With the benefit of hindsight, this Atlantic crossing was always on the cards for the polymers outfit, given that its core technology was developed by a US company, called Itaconix Corporation, that it acquired in June 2016.
On March 1, 2017, the company changed its name to Itaconix.
It may not be a household name but its technology features in household goods
The AIM-listed firm makes speciality polymers that are used in a wide variety of products, ranging from paints through washing liquids to mascara.
Most of its products are bio-based, being derived from itaconic acid, which in turn is taken from corn starch, so the products are sustainably sourced, helping its customers improve the sustainability of their own consumer products.
Other products under Itaconix’s banner include Itaconix CHT, a water conditioner for binding calcium that replaces banned phosphates; RevCare NE, a bio-based hair-styling polymer; and Eureco RP103, a product for the removal of stubborn stains.
In a vote of confidence to Eureco RP103, in October 2017 Società Chimica Bussi (SCB) said it was investing in additional manufacturing capacity for the stain-removal product.
As a result of growing commercial interest, SCB decided to support the availability of Eureco products in granular form and has prioritised the investment at the Bussi plant in Italy.
At the time it acquired Itaconix, it was expected that similar deals would come along more frequently than has been the case, though the company was not without its successes, such as the tie-up with AkzoNobel.
Company wins AkzoNobel prize
In May 2018 Itaconix and AkzoNobel struck a deal in principle that will see the pair work together to market the former’s bio-based chelates used in detergents and cleaners.
The companies hope that by using Itaconix’s technology they can create a renewable polymer that is just as effective but not as harmful.
Exact terms of the deal weren’t made public, but both sides expect to complete formal agreements by the end of the year.

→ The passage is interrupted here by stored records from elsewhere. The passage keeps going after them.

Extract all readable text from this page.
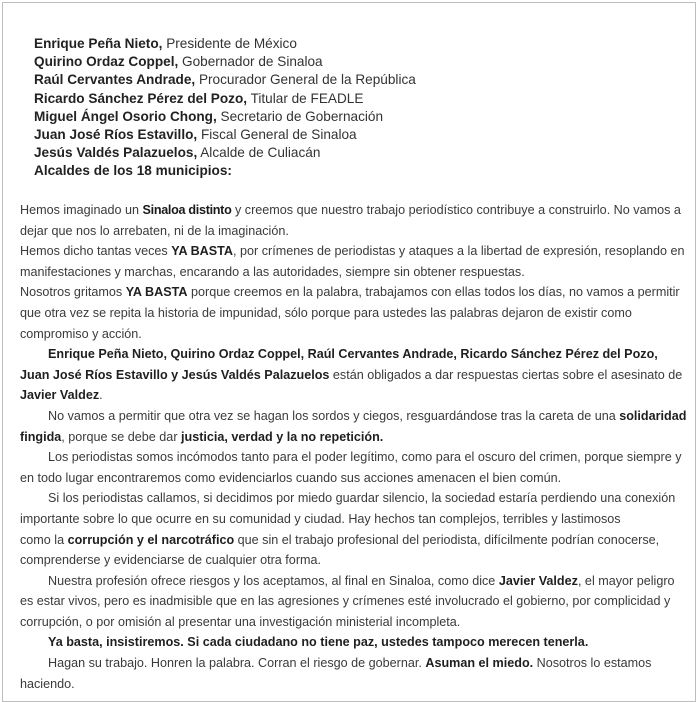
Enrique Peña Nieto, Presidente de México
Quirino Ordaz Coppel, Gobernador de Sinaloa
Raúl Cervantes Andrade, Procurador General de la República
Ricardo Sánchez Pérez del Pozo, Titular de FEADLE
Miguel Ángel Osorio Chong, Secretario de Gobernación
Juan José Ríos Estavillo, Fiscal General de Sinaloa
Jesús Valdés Palazuelos, Alcalde de Culiacán
Alcaldes de los 18 municipios:

Hemos imaginado un Sinaloa distinto y creemos que nuestro trabajo periodístico contribuye a construirlo. No vamos a dejar que nos lo arrebaten, ni de la imaginación.

Hemos dicho tantas veces YA BASTA, por crímenes de periodistas y ataques a la libertad de expresión, resoplando en manifestaciones y marchas, encarando a las autoridades, siempre sin obtener respuestas.

Nosotros gritamos YA BASTA porque creemos en la palabra, trabajamos con ellas todos los días, no vamos a permitir que otra vez se repita la historia de impunidad, sólo porque para ustedes las palabras dejaron de existir como compromiso y acción.

Enrique Peña Nieto, Quirino Ordaz Coppel, Raúl Cervantes Andrade, Ricardo Sánchez Pérez del Pozo, Juan José Ríos Estavillo y Jesús Valdés Palazuelos están obligados a dar respuestas ciertas sobre el asesinato de Javier Valdez.

No vamos a permitir que otra vez se hagan los sordos y ciegos, resguardándose tras la careta de una solidaridad fingida, porque se debe dar justicia, verdad y la no repetición.

Los periodistas somos incómodos tanto para el poder legítimo, como para el oscuro del crimen, porque siempre y en todo lugar encontraremos como evidenciarlos cuando sus acciones amenacen el bien común.

Si los periodistas callamos, si decidimos por miedo guardar silencio, la sociedad estaría perdiendo una conexión importante sobre lo que ocurre en su comunidad y ciudad. Hay hechos tan complejos, terribles y lastimosos
como la corrupción y el narcotráfico que sin el trabajo profesional del periodista, difícilmente podrían conocerse, comprenderse y evidenciarse de cualquier otra forma.

Nuestra profesión ofrece riesgos y los aceptamos, al final en Sinaloa, como dice Javier Valdez, el mayor peligro es estar vivos, pero es inadmisible que en las agresiones y crímenes esté involucrado el gobierno, por complicidad y corrupción, o por omisión al presentar una investigación ministerial incompleta.

Ya basta, insistiremos. Si cada ciudadano no tiene paz, ustedes tampoco merecen tenerla.

Hagan su trabajo. Honren la palabra. Corran el riesgo de gobernar. Asuman el miedo. Nosotros lo estamos haciendo.
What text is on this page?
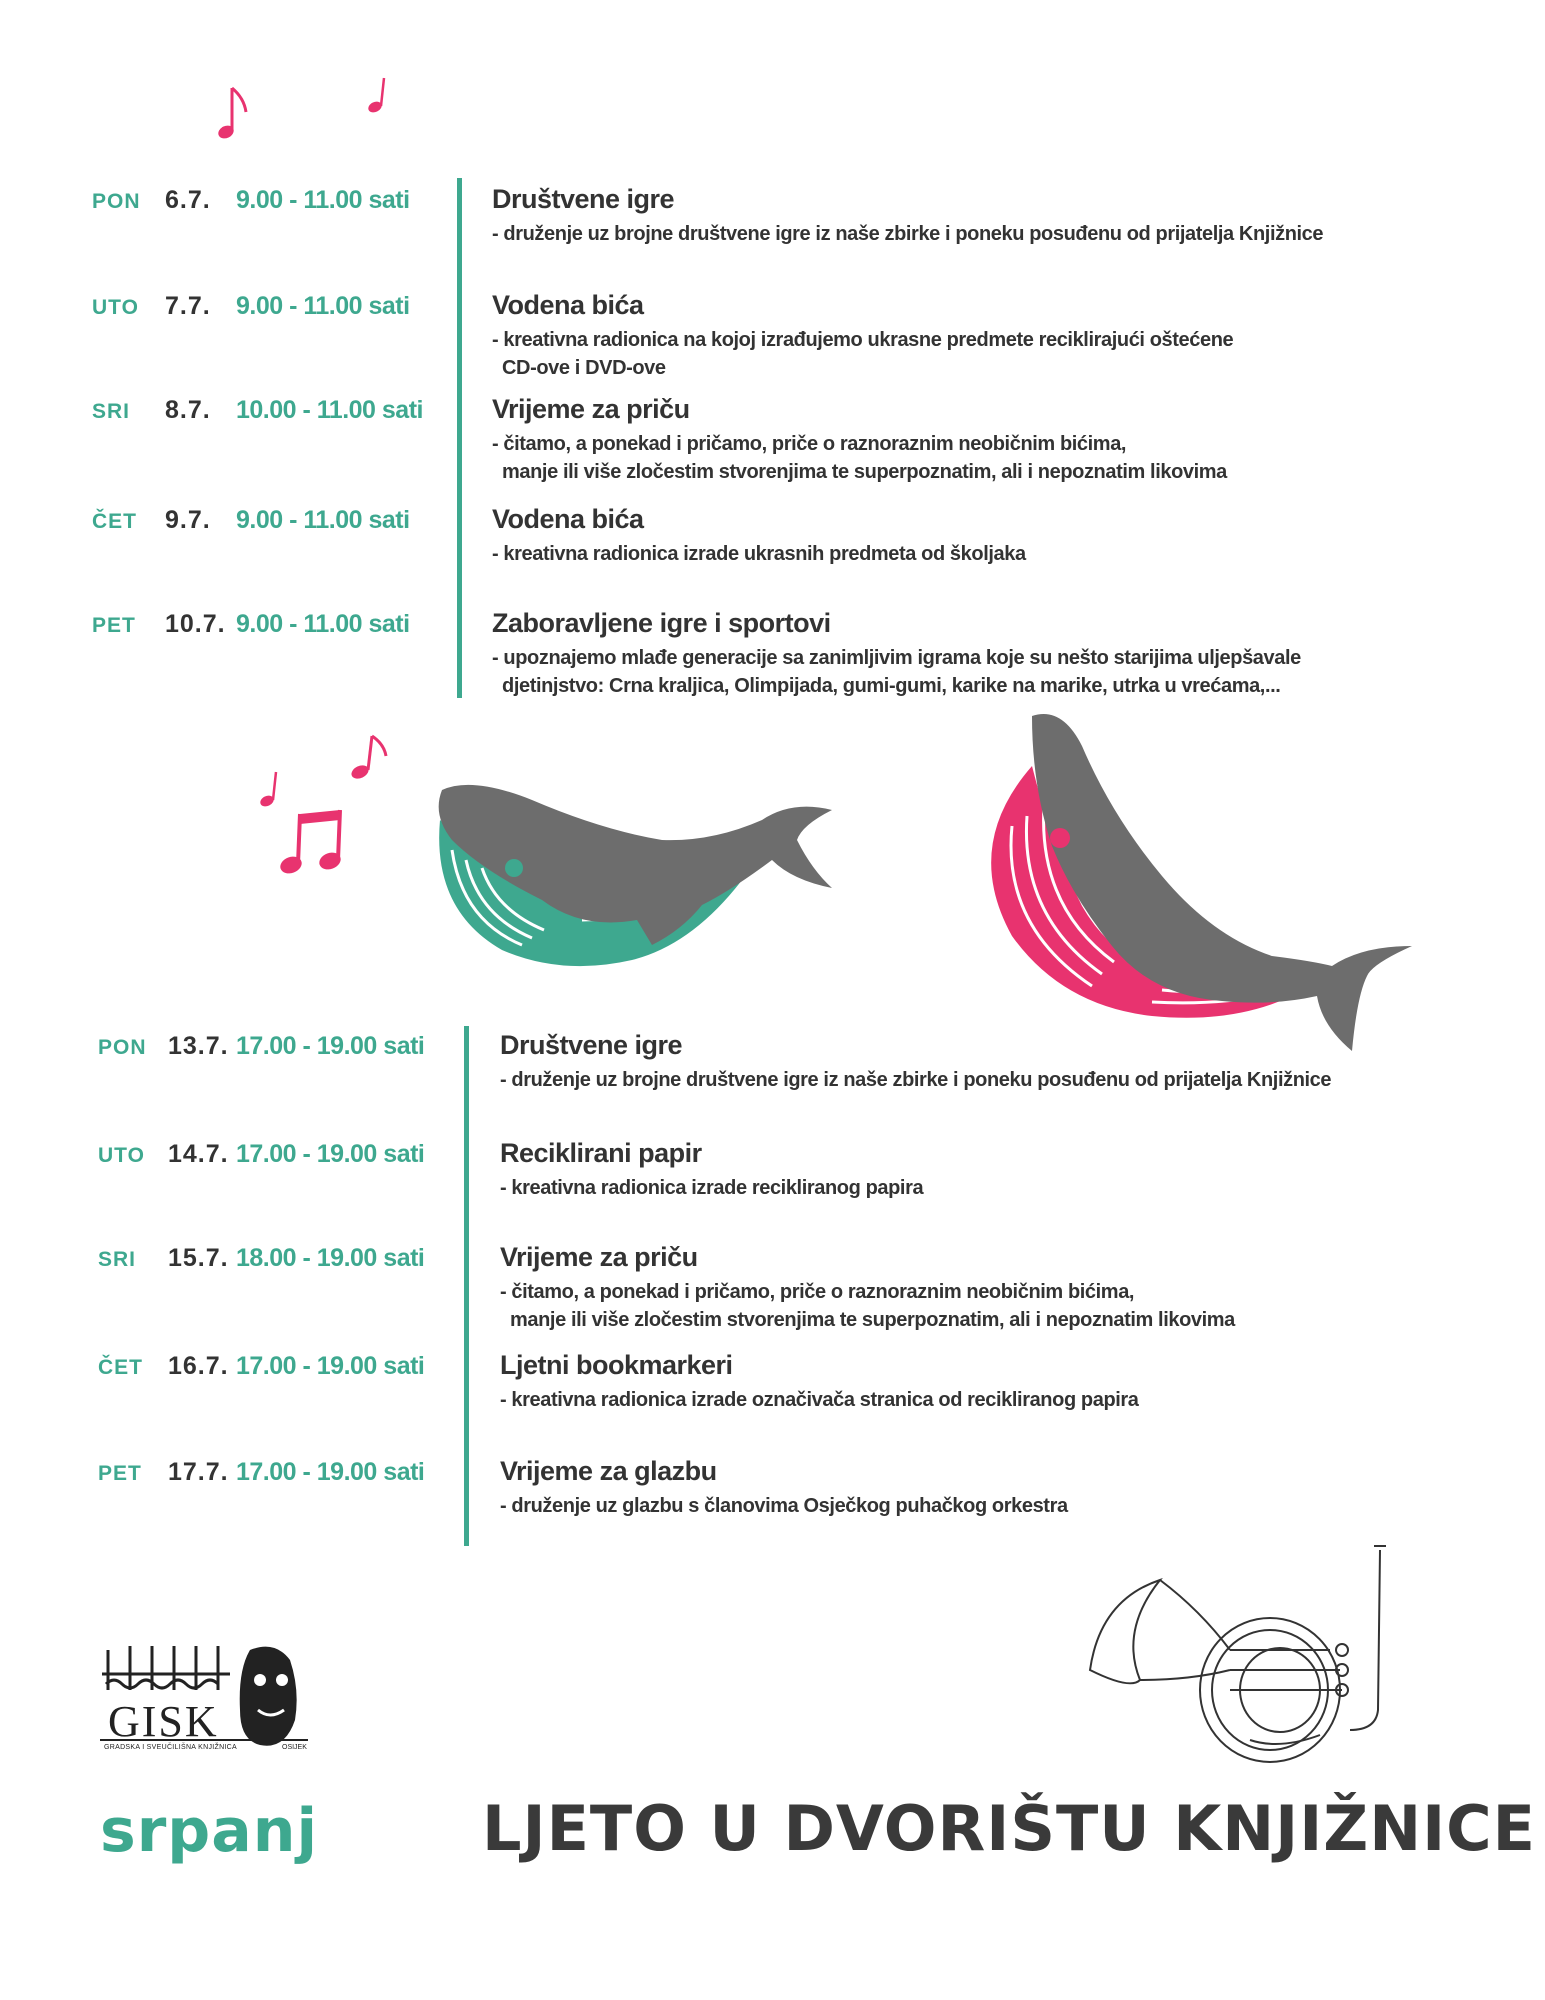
PON 6.7. 9.00 - 11.00 sati	Društvene igre
- druženje uz brojne društvene igre iz naše zbirke i poneku posuđenu od prijatelja Knjižnice
UTO 7.7. 9.00 - 11.00 sati	Vodena bića
- kreativna radionica na kojoj izrađujemo ukrasne predmete reciklirajući oštećene
CD-ove i DVD-ove
SRI 8.7. 10.00 - 11.00 sati	Vrijeme za priču
- čitamo, a ponekad i pričamo, priče o raznoraznim neobičnim bićima,
manje ili više zločestim stvorenjima te superpoznatim, ali i nepoznatim likovima
ČET 9.7. 9.00 - 11.00 sati	Vodena bića
- kreativna radionica izrade ukrasnih predmeta od školjaka
PET 10.7. 9.00 - 11.00 sati	Zaboravljene igre i sportovi
- upoznajemo mlađe generacije sa zanimljivim igrama koje su nešto starijima uljepšavale
djetinjstvo: Crna kraljica, Olimpijada, gumi-gumi, karike na marike, utrka u vrećama,...
PON 13.7. 17.00 - 19.00 sati	Društvene igre
- druženje uz brojne društvene igre iz naše zbirke i poneku posuđenu od prijatelja Knjižnice
UTO 14.7. 17.00 - 19.00 sati	Reciklirani papir
- kreativna radionica izrade recikliranog papira
SRI 15.7. 18.00 - 19.00 sati	Vrijeme za priču
- čitamo, a ponekad i pričamo, priče o raznoraznim neobičnim bićima,
manje ili više zločestim stvorenjima te superpoznatim, ali i nepoznatim likovima
ČET 16.7. 17.00 - 19.00 sati	Ljetni bookmarkeri
- kreativna radionica izrade označivača stranica od recikliranog papira
PET 17.7. 17.00 - 19.00 sati	Vrijeme za glazbu
- druženje uz glazbu s članovima Osječkog puhačkog orkestra
GISK
GRADSKA I SVEUČILIŠNA KNJIŽNICA	OSIJEK
srpanj	LJETO U DVORIŠTU KNJIŽNICE
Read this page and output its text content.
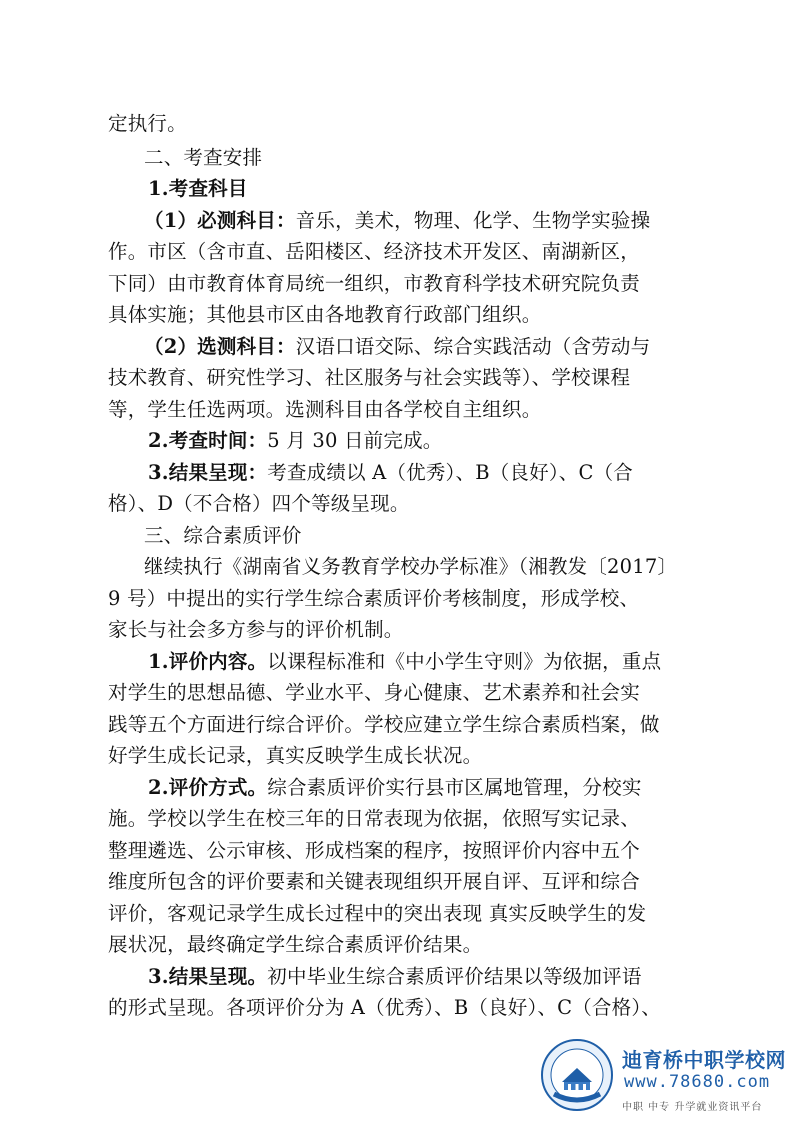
定执行。
二、考查安排
1.考查科目
（1）必测科目：音乐，美术，物理、化学、生物学实验操
作。市区（含市直、岳阳楼区、经济技术开发区、南湖新区，
下同）由市教育体育局统一组织，市教育科学技术研究院负责
具体实施；其他县市区由各地教育行政部门组织。
（2）选测科目：汉语口语交际、综合实践活动（含劳动与
技术教育、研究性学习、社区服务与社会实践等）、学校课程
等，学生任选两项。选测科目由各学校自主组织。
2.考查时间：5 月 30 日前完成。
3.结果呈现：考查成绩以 A（优秀）、B（良好）、C（合
格）、D（不合格）四个等级呈现。
三、综合素质评价
继续执行《湖南省义务教育学校办学标准》（湘教发〔2017〕
9 号）中提出的实行学生综合素质评价考核制度，形成学校、
家长与社会多方参与的评价机制。
1.评价内容。以课程标准和《中小学生守则》为依据，重点
对学生的思想品德、学业水平、身心健康、艺术素养和社会实
践等五个方面进行综合评价。学校应建立学生综合素质档案，做
好学生成长记录，真实反映学生成长状况。
2.评价方式。综合素质评价实行县市区属地管理，分校实
施。学校以学生在校三年的日常表现为依据，依照写实记录、
整理遴选、公示审核、形成档案的程序，按照评价内容中五个
维度所包含的评价要素和关键表现组织开展自评、互评和综合
评价，客观记录学生成长过程中的突出表现 真实反映学生的发
展状况，最终确定学生综合素质评价结果。
3.结果呈现。初中毕业生综合素质评价结果以等级加评语
的形式呈现。各项评价分为 A（优秀）、B（良好）、C（合格）、
迪育桥中职学校网
www.78680.com
中职 中专 升学就业资讯平台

“The goal is to establish a strong multi-year relationship to deliver Itaconix's innovative bio-based chelates to customers worldwide, thereby supporting the development of high performance, sustainable, consumer products using Itaconix technology,” the company said at the time.
Under that deal, Itaconix makes ZINADOR for Croda, which then markets and sells the additive to households.
Retrenching, rebirth, relocation
By the end of June 2018, despite some notable endorsements of its technology, the company was running out of working capital and a rescue package was needed.
The company had already restructured its UK subsidiary to focus resources on growing the revenue of its core products. Most of the group’s activities were consolidated into its US operations.
Mid-July saw the company announce a share placing that raised around £3.4mln with a further £130,000 raised through a subscription share offer and an open offer.
The funds were earmarked to finance the commercial development of the company's portfolio of core products and for general working capital purposes.
John Shaw, the president of the company’s US subsidiary, subscribed for new shares and was promoted to chief executive officer (CEO); the existing CEO, Kevin Matthews, became executive chairman – a role he is set to hold until the end of this year.
Bryan Dobson, who was the non-executive chairman, will become an independent non-executive director while Robin Cridland will be stepping down as the chief financial officer (CFO) at the end of August. The company intends to appoint a US-focused CFO in due course but for the time being, has an experienced interim bean counter in Michael Norris.
Trading in the company’s shares, which was suspended at the end of June pending the publication of the full-year results, resumed on July 13.
Results for 2017 showed the loss before tax widened to £11.87mln from £5.64mln in 2017, largely as a result of a non-cash charge of £6.48mln relating to the acquisition of Itaconix Corporation.
Revenue grew more slowly than expected to £553,000 from £285,000 the year before.
Nonetheless, the board believes that the group is well-positioned to deliver significant revenue and profit growth in the medium to longer term.
From an investment perspective, investors would be justified in taking a cautious view, although the company has pulled market-moving big deals out of the hat before and may well do so again.